Datalog in JavaScript

jitl · on April 27, 2022

It’s fascinating to see so many different parties converging on Datalog for reactive apps & UI.

- There are several such talks at https://www.hytradboi.com/ (happening this Friday)

- Roam Research and its clones Athens, Logseq, use Datascript / ClojureScript https://github.com/tonsky/datascript

- differential-datalog isn’t an end-to-end system, but is highly optimized for quick reactivity https://github.com/vmware/differential-datalog

- Datalog UI is a Typescript port of some of differential-datalog’s ideas https://datalogui.dev/

I think an under appreciated aspect of Datalog is as a pure specification language for relationships. Schema languages like GraphQL specify a relation between types exists, but not how it is computed. Prisma and other ORM DSLs like ActiveRecord do a better job specifying how to compute a relation from SQL tables, but support only a few strict computation types that can be modeled using SQL JOIN on columns.

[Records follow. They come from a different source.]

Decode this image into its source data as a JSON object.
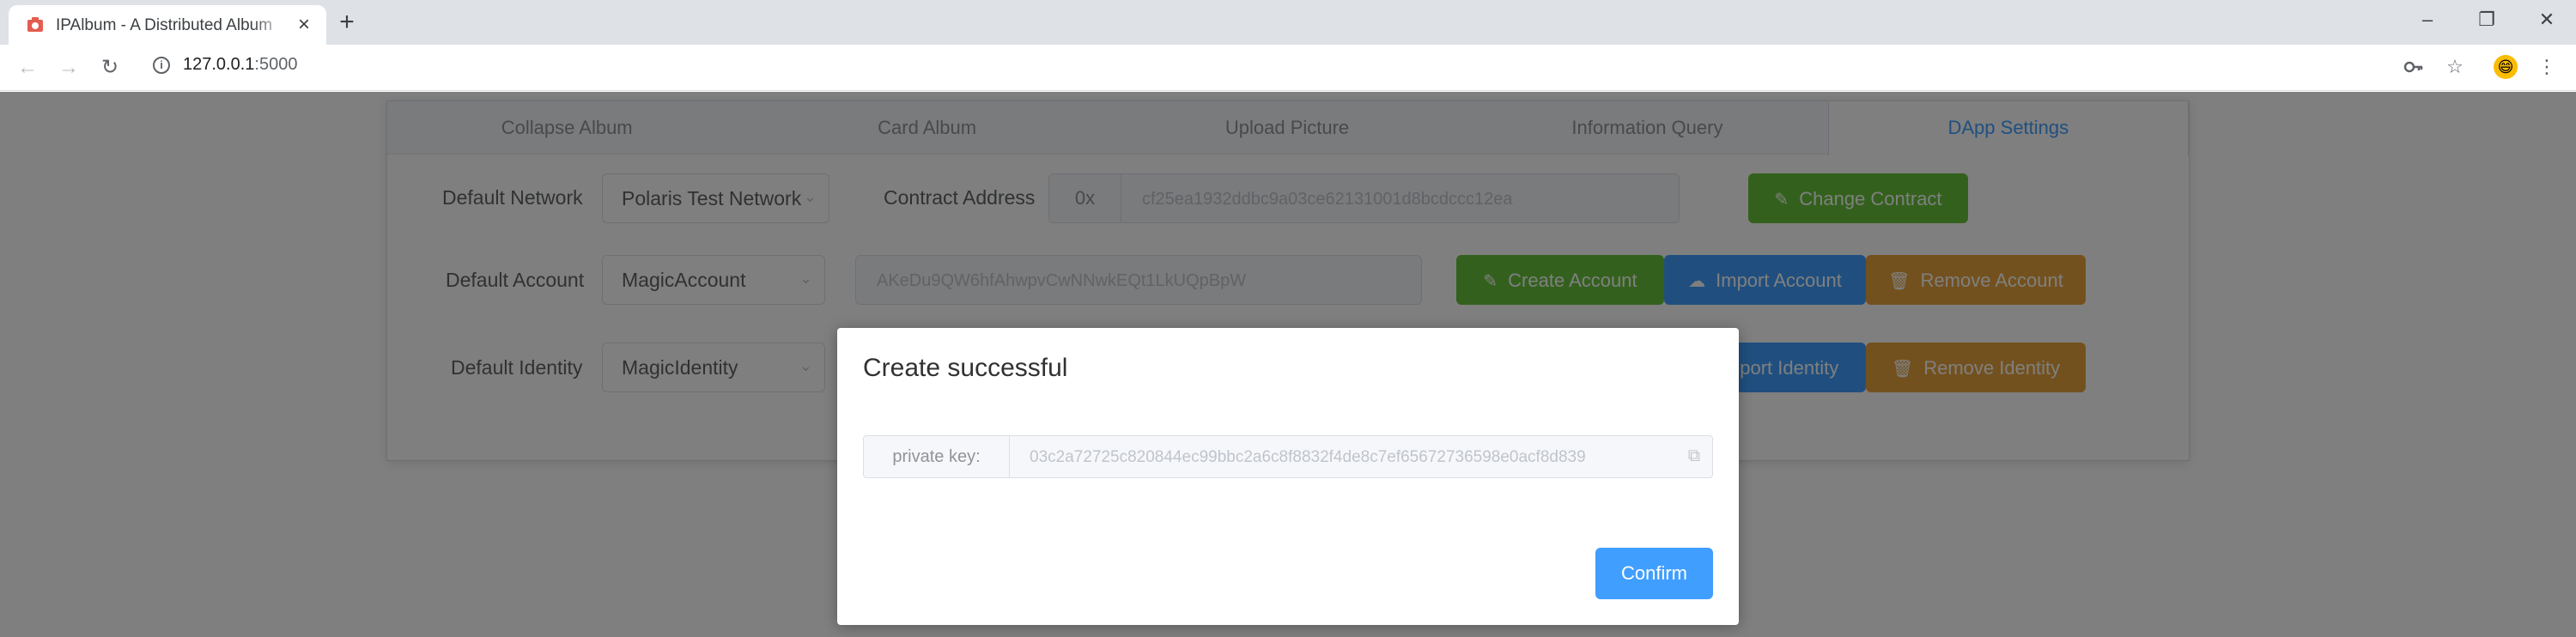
{
  "browser": {
    "tab_title": "IPAlbum - A Distributed Album",
    "url_host": "127.0.0.1",
    "url_port": ":5000",
    "icons": {
      "favicon": "album-favicon-icon",
      "close": "close-icon",
      "new_tab": "plus-icon",
      "back": "arrow-left-icon",
      "forward": "arrow-right-icon",
      "reload": "reload-icon",
      "info": "info-icon",
      "key": "key-icon",
      "star": "star-icon",
      "menu": "more-vert-icon",
      "minimize": "minimize-icon",
      "restore": "restore-icon",
      "window_close": "window-close-icon"
    }
  },
  "tabs": [
    {
      "label": "Collapse Album"
    },
    {
      "label": "Card Album"
    },
    {
      "label": "Upload Picture"
    },
    {
      "label": "Information Query"
    },
    {
      "label": "DApp Settings",
      "active": true
    }
  ],
  "settings": {
    "network_label": "Default Network",
    "network_value": "Polaris Test Network",
    "contract_label": "Contract Address",
    "contract_prefix": "0x",
    "contract_value": "cf25ea1932ddbc9a03ce62131001d8bcdccc12ea",
    "change_contract": "Change Contract",
    "account_label": "Default Account",
    "account_value": "MagicAccount",
    "account_address": "AKeDu9QW6hfAhwpvCwNNwkEQt1LkUQpBpW",
    "create_account": "Create Account",
    "import_account": "Import Account",
    "remove_account": "Remove Account",
    "identity_label": "Default Identity",
    "identity_value": "MagicIdentity",
    "import_identity": "Import Identity",
    "remove_identity": "Remove Identity"
  },
  "dialog": {
    "title": "Create successful",
    "field_label": "private key:",
    "field_value": "03c2a72725c820844ec99bbc2a6c8f8832f4de8c7ef65672736598e0acf8d839",
    "confirm": "Confirm"
  },
  "colors": {
    "primary": "#409eff",
    "success": "#67c23a",
    "warning": "#e6a23c"
  }
}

Datalog lets you purely specify arbitrarily complex logical relationships between data types. Even if you were to only use Datalog as a rules engine at test time, it could still be quite powerful for validating logic implemented in different languages on the same data model, to say keep your Typescript, Kotlin and Swift logic in sync.

simongray · on April 27, 2022

It is really great that people are discovering the utility of triplestores through their ubiquity in the Clojure ecosystem (e.g. Datomic and its many clones).

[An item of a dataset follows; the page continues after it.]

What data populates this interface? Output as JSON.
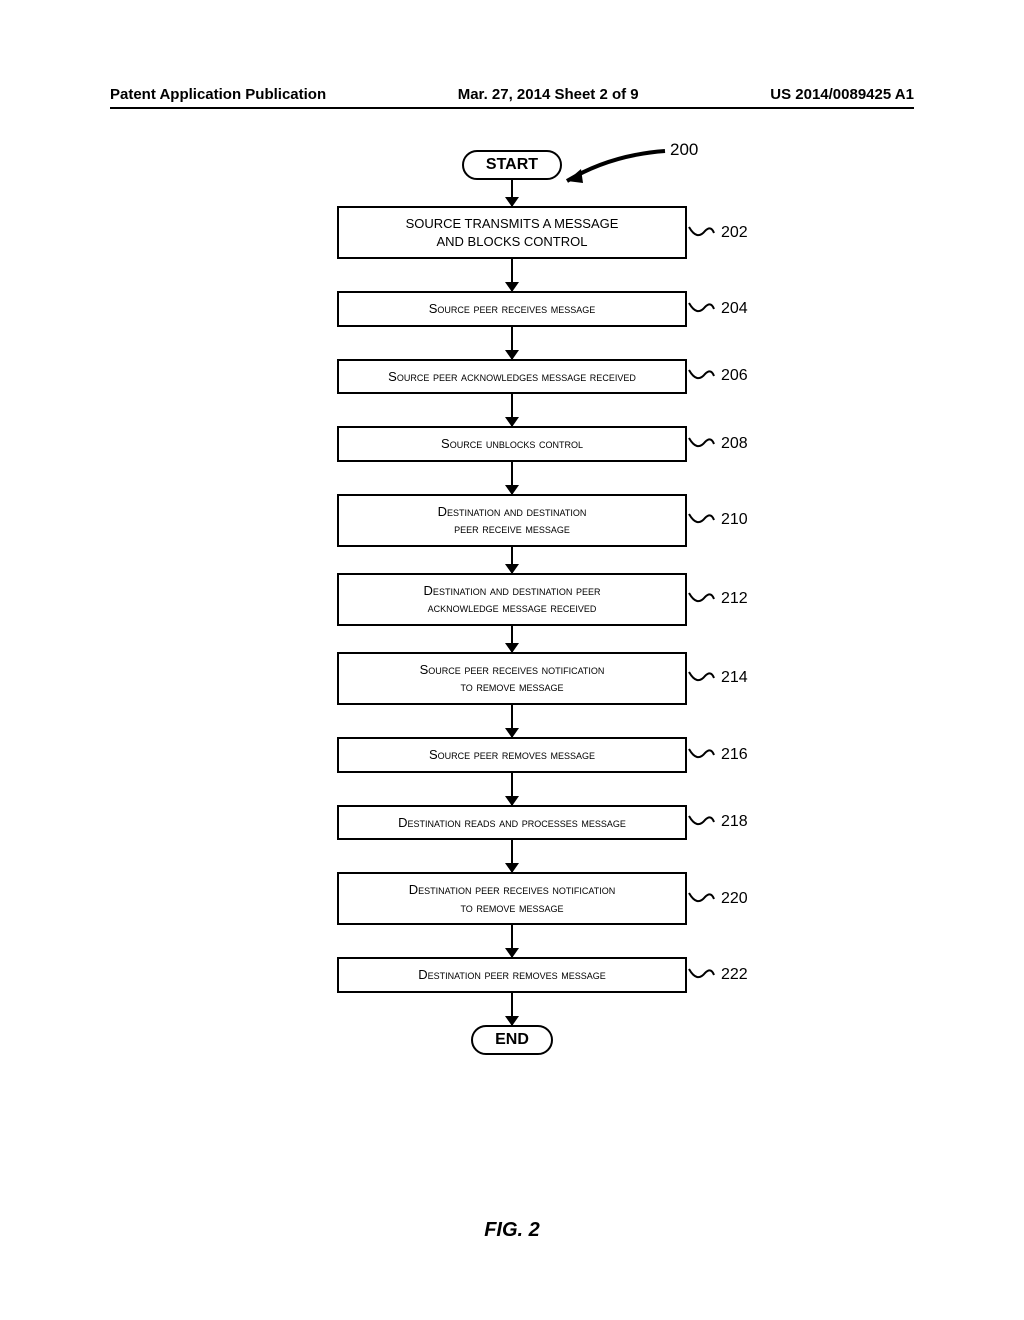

I do feel saddened that few seem to realise that the fundamental idea actually comes from RDF (i.e. the semantic web) and that Datomic's Datalog dialect is actually very similar to SPARQL. Datomic's primary innovation is the immutability/time travel feature, not the fact that is uses triples and works like a graph database. If you find triplestores fascinating I implore you to explore the semantic web stack too.

j-pb · on April 27, 2022

The most important thing that datomic and friends brought, is usability and pragmatism.

While RDF has an elegant core, it is bogged down by the complixity of the web and ancillary technologies.

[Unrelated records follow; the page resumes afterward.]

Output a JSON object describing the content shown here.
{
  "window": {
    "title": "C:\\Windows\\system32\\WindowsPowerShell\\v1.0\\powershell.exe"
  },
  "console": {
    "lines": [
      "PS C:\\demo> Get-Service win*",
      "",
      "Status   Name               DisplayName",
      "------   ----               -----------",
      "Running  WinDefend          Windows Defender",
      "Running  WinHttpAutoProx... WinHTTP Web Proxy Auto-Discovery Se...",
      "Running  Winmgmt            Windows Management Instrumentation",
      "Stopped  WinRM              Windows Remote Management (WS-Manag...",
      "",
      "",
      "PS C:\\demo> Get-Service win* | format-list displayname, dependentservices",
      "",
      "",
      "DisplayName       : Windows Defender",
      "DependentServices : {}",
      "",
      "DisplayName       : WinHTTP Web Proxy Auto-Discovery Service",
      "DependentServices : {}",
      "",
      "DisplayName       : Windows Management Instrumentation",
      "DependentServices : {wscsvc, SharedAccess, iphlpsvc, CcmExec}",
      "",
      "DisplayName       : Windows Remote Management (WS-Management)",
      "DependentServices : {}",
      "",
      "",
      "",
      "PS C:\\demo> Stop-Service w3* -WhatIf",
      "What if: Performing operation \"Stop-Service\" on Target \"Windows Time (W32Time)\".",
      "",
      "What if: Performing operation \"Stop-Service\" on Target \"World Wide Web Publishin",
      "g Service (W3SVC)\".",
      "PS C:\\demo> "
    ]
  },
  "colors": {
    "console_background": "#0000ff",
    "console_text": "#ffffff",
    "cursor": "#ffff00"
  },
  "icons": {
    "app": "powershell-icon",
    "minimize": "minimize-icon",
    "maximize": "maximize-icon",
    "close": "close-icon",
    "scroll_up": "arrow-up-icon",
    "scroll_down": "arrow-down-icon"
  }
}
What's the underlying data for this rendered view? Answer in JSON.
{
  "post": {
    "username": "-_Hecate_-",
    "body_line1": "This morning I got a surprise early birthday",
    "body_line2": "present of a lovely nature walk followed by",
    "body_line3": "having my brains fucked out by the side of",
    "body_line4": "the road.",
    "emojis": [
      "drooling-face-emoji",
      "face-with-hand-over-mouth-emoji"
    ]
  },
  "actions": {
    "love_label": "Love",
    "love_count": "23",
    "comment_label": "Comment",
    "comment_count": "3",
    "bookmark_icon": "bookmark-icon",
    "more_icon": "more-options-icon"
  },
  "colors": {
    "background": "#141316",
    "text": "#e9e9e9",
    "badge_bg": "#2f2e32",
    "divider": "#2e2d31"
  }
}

XML Types, cURIes, OWL, the different encodings.

They all make RDF a nightmare to work with, and to implement in practice.

The is simply no good RDF software ecosystem, yet the Spec ecosystem continues to grow (wildly out of control).

On a technical note, SPARQL and Datomic Datalog are very different beasts.

The former is conjunctive queries with optionals and regular path expressions (i.e. Conjunctive queries + XPath + nonmonotonic defaults) while the latter is recursive conjunctive queries (i.e. Datalog).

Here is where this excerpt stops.